Of the seven churches of Asia, only Smyrna and Philadelphia receive no rebuke or correction. Jesus admonishes this church to face boldly any tribulation that may come (“Do not fear what you are going to suffer”). The congregation already has endured trials without wavering but, rather than reward its members for past victories, Jesus announces an intensification in trials (“the Devil is about to cast some of you into prison that you may be tried and may have tribulation ten days”).
Some will be cast into prison. In the Roman world, prison cells were holding pens for accused criminals until their trial or execution. Imprisonment was temporary and, all too often, preceded execution. This reality is implied in the exhortation, “Become faithful until death.”
The church at Smyrna will be tried and endure tribulation “ten days.” Numbers in Revelation are figurative. The “ten days” alludes to the time when Daniel and his compatriots refused to eat food provided by the Babylonian king, food previously offered to idols. Like Smyrna, Daniel and his compatriots were “tried ten days.” The allusion is fitting. Several of the churches of Asia are struggling with false teachings that promote “fornication” and “eating food offered to idols,” deceptions rejected by the church at Smyrna:

(Daniel 1:12-14) – “I pray thee—prove thy servants ten days,—and let them give us vegetable food that we may eat, and water that we may drink: then let our countenances be looked upon before thee, and the countenances of the youths who have been eating the delicacies of the king,—and, as thou shalt see, deal thou with thy servants. So then he hearkened unto them, according to this word—and proved them ten-days.”

Faithfulness in tribulation results in “a wreath of life”. The Greek noun refers to a victor’s wreath, not to a royal crown or diadem. It represents a victory, not royal authority, and a victory achieved through faithful endurance (Revelation 3:11, 4:4, 12:1, 14:14).
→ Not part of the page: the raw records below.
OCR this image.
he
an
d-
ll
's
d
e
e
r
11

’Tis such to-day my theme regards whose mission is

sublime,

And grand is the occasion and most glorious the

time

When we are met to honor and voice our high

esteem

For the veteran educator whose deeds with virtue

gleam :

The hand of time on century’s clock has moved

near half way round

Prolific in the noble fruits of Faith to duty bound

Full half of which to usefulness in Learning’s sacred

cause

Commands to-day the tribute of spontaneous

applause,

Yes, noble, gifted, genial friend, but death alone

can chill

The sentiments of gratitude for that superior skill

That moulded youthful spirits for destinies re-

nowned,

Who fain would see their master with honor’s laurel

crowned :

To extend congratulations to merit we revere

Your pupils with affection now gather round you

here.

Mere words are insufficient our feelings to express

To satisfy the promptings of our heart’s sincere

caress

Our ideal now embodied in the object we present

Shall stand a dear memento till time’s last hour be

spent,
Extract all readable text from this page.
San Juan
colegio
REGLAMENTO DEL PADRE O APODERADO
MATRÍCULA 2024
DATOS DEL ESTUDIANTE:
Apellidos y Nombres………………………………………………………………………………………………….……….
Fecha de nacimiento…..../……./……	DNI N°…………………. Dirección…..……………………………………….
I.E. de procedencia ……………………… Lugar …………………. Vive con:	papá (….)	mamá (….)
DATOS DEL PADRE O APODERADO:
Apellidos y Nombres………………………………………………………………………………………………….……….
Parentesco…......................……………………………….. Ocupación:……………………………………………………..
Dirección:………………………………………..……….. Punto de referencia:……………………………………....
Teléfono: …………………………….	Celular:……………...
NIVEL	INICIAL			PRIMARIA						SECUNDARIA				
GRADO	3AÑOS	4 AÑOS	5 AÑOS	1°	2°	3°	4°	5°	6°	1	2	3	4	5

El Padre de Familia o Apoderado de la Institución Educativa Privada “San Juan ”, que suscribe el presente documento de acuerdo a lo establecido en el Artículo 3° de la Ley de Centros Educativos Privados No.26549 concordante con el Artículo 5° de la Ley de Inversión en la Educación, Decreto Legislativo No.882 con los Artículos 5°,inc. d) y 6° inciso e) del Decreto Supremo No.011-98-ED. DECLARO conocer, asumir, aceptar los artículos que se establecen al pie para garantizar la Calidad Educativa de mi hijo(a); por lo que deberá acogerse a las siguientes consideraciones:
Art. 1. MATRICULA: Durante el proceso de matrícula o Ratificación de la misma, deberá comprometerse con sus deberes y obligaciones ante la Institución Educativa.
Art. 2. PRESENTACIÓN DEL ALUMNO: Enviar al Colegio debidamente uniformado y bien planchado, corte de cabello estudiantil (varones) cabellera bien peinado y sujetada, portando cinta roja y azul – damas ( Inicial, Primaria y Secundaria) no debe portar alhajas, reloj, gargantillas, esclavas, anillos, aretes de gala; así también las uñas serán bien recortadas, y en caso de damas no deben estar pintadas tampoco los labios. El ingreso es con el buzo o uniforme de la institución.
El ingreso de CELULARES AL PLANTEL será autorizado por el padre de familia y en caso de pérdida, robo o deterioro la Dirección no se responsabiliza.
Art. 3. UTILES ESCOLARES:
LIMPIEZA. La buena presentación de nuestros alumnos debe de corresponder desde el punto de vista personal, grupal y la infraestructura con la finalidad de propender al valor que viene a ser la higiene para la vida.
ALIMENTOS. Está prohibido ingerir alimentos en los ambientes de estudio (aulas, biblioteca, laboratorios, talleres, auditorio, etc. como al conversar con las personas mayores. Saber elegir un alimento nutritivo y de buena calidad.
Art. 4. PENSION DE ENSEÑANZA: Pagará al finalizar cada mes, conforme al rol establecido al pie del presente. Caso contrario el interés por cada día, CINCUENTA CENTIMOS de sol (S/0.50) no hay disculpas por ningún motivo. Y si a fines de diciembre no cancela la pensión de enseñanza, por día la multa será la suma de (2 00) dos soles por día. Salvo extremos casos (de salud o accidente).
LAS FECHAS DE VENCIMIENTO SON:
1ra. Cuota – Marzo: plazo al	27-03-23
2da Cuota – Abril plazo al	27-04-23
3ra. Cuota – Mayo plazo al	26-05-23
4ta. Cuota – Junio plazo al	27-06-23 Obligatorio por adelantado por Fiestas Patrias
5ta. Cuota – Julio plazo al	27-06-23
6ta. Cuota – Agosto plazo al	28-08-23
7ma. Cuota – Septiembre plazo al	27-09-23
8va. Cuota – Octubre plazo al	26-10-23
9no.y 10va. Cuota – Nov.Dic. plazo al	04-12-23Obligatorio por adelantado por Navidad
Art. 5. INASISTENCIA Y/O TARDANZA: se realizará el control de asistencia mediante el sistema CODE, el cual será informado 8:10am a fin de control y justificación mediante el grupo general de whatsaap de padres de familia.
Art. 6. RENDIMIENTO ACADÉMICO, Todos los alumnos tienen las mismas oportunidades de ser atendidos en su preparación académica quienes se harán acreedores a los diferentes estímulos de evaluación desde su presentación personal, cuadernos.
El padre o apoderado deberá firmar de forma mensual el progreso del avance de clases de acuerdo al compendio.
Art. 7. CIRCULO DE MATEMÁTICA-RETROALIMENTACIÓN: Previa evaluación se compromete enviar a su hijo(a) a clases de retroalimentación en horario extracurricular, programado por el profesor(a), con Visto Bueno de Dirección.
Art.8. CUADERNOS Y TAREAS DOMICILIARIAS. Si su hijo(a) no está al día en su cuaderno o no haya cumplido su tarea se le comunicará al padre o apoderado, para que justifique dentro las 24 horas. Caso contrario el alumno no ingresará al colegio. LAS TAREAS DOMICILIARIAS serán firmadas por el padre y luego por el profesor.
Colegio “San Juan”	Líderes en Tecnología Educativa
The one who overcomes will not partake of the “second death,” a fate identified later with the “lake of fire.” Followers of the Lamb “overcome,” but, paradoxically, by enduring persecution and martyrdom that result from a faithful witness (Revelation 20:14).

In this letter, Jesus identifies Satan as the driving force behind the persecution of the church, although the “Dragon” uses human agents and institutions to execute his plans. The battles waged on a cosmic level in the later visions of the book of Revelation play out in the daily struggles of the churches of Asia in each of their respective cities.